Though a sewing machine is not required to make plushies, it’s definitely a worthwhile investment if you’d like to get more serious about sewing. There is a bit of a learning curve, and some machines are easier to learn than others.
Buying a Machine
Buying a cheap sewing machine is likely to make your sewing experience more painful. Many people new to sewing buy a cheap machine to see if they like sewing; and when the machine fails them, they give up. I started out my first years with a $250 Brother; it was limited in the fabrics it could sew, and produced mediocre-quality sewing. When it died 3 years later, it was more expensive to fix than to buy a new one. It suited my needs for beginner sewing, and I was able to save up enough money over the years for a nice Janome MC 6500 that can sew through 8 layers of denim. It’s made my sewing experience much more enjoyable :)
Try out various machines at your local sewing machine dealer and see what works best for you, and buy what you can afford. You can purchased used, display samples, and refurbished machines to get more bang for your buck. Use caution when buying online, or used from family/friends.
Tips for machine sewing:
- Before starting your project, always test out stitch length, tension, and width (if zig zag stitching) first on a scrap fabric. Try with and without interfacing.
- When sewing fur with a nap, try to sew with the direction of the fur, not against it.
- Universal needles should work for most projects. Alternatively, use sharp needles on cotton/woven/nonstretch fabrics, and ballpoint needles for fleece/minky/stretchy fabrics.
- Begin and end machine stitching with a few back-stitches to secure your seam.
- Use interfacing when sewing a stretchy fabric to a non-stretch fabric. Pick your interfacing out carefully! Lightweight interfacing should be used for lightweight fabrics, and heavyweight interfacing for heavyweight fabrics.
- When you’re finished stitching, clip or snip curved edges
In my experience, 95% of sewing machine problems can be corrected by the following:
- Correct threading and tension – the first thing to check if you have a problem
- Bobbin wound and inserted correctly
- Correct needle for the fabric, change needle when used
- Using only good quality thread that isn’t too old
- Make sure the throat plate doesn’t have dents from the needle that the fabric catches on
- Clean out lint from underneath the throat plate and around the bottom bobbin area after each project
- Using interfacing underneath your project if the fabric keeps getting “sucked down” into the bottom bobbin area.
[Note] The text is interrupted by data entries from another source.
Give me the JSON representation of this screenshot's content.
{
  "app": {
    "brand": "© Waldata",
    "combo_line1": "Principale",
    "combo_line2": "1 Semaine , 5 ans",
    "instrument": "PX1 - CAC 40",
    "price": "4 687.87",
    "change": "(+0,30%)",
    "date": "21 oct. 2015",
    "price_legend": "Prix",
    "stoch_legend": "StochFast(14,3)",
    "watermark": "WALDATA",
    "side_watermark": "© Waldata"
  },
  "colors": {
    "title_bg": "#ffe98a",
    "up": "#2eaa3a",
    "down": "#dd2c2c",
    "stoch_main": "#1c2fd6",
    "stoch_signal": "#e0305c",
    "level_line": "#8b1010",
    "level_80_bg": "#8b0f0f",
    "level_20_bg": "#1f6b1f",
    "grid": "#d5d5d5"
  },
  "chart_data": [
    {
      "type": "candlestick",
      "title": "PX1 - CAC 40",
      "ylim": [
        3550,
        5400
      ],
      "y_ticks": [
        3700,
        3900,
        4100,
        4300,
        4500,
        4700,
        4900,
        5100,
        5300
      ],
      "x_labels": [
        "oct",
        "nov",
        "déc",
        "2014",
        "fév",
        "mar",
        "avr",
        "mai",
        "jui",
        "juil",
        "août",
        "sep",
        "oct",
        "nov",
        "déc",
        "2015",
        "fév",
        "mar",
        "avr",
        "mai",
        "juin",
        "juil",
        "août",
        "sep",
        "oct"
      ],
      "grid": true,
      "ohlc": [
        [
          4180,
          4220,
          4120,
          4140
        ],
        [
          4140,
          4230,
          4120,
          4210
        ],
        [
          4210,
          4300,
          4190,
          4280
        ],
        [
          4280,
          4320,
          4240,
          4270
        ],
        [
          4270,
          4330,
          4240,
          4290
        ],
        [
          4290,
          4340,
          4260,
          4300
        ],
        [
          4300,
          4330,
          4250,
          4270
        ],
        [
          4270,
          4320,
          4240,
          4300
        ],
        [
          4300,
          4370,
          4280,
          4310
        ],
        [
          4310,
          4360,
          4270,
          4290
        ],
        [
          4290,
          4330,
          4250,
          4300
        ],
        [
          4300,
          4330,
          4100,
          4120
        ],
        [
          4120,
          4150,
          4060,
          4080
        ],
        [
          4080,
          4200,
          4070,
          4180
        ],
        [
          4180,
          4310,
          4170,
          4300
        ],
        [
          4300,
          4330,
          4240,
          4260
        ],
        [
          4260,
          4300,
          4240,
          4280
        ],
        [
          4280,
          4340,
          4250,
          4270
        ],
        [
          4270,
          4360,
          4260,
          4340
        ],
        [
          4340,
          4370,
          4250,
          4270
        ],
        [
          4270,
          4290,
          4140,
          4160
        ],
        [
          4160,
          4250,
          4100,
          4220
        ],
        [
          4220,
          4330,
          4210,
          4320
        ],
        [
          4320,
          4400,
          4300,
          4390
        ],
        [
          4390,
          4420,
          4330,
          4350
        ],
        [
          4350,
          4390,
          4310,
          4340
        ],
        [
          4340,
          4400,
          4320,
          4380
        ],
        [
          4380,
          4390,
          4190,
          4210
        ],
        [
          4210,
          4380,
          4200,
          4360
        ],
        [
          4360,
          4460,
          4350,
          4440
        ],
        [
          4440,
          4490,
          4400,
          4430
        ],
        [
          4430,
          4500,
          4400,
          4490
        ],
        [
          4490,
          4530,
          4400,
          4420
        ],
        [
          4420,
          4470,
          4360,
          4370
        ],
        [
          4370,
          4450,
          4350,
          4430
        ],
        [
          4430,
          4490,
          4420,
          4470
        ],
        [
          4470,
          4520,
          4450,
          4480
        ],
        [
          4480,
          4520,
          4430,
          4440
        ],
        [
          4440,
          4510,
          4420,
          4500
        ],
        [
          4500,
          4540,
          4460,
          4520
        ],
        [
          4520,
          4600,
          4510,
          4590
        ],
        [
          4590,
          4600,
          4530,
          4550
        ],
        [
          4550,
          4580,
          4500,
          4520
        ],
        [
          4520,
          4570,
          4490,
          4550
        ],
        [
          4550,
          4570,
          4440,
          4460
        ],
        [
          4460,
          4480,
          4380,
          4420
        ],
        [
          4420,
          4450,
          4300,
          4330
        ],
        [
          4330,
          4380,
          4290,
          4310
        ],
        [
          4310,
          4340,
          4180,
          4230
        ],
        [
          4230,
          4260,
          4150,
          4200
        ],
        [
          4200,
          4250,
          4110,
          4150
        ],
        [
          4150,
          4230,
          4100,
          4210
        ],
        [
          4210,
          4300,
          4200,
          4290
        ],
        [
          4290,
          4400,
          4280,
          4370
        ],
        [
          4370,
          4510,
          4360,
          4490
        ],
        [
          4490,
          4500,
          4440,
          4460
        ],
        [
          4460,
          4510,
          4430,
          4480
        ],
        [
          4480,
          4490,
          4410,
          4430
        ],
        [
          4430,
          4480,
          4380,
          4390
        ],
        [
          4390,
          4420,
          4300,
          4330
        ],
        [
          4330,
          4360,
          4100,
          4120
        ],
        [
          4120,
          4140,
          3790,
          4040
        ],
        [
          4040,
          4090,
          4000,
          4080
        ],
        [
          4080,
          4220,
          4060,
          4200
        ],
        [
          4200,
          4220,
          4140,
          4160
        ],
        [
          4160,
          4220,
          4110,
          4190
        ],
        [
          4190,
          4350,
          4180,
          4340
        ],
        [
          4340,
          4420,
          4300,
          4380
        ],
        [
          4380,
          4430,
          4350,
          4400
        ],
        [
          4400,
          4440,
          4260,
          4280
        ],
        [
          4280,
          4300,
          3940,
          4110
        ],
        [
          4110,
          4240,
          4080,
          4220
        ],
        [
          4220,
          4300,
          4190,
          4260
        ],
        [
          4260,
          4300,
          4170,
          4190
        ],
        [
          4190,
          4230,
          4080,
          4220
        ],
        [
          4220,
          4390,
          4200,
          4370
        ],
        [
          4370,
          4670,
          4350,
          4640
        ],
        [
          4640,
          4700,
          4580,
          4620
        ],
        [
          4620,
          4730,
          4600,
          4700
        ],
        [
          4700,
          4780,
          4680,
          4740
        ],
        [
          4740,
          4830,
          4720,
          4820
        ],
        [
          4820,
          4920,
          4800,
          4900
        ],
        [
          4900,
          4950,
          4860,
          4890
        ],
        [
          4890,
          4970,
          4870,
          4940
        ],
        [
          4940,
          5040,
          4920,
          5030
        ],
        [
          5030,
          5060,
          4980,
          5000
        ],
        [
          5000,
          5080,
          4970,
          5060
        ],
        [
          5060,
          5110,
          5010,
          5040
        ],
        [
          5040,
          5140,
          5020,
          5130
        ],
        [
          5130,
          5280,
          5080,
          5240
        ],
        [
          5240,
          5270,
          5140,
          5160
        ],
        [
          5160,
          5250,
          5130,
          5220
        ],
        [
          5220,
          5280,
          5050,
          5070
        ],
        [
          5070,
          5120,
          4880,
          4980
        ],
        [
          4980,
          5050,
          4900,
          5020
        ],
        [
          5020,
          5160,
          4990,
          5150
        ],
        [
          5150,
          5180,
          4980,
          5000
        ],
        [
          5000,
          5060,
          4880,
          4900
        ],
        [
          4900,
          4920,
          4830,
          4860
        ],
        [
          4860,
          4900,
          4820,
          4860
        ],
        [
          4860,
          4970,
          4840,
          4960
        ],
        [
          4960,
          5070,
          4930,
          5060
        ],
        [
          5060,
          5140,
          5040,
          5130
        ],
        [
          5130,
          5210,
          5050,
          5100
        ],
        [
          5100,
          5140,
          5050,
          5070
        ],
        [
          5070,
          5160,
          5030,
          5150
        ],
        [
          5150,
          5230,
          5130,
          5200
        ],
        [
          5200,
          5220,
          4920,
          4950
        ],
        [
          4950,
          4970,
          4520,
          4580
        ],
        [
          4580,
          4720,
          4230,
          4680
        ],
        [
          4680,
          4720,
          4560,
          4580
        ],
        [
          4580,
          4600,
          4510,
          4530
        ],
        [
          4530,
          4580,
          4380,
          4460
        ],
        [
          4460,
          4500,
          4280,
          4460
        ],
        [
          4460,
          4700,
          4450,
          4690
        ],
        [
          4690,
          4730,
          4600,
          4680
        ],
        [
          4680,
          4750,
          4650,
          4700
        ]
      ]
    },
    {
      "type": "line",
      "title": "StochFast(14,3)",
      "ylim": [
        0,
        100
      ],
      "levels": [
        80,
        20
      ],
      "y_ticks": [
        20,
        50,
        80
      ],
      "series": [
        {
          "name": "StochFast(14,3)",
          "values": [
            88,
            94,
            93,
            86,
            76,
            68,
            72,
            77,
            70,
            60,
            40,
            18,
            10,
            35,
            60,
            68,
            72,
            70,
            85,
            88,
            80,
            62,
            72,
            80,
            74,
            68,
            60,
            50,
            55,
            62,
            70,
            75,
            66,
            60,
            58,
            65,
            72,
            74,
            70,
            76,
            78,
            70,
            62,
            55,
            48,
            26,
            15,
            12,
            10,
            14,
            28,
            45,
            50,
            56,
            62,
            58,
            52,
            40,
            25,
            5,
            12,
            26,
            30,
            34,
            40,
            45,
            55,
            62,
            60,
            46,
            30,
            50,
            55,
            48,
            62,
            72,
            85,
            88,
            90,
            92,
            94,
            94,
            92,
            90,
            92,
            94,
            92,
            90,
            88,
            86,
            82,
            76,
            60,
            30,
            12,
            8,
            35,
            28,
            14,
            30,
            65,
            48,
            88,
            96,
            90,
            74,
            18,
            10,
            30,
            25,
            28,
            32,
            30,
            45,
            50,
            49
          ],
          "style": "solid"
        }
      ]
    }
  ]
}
The feed dogs need something to grab onto
- If the fabric is just too thick (such as layers of jeans/pleather) and stitches aren’t coming out nicely, and you’re sewing on a $250 machine, you’ll likely need to invest in a higher quality machine. Low-cost machines are for general home sewing and just aren’t tough enough for some fabrics.
Tips for practicing on your machine:
- Draw some straight lines, zig-zag lines, and swirly lines on piece of paper. Do not thread your machine top or bottom, and try to sew over the drawn lines.
- If pins are not holding your fabric well enough together, you may need to use basting stitches before sewing. This is helpful when sewing small curves and using thick or slippery fabrics.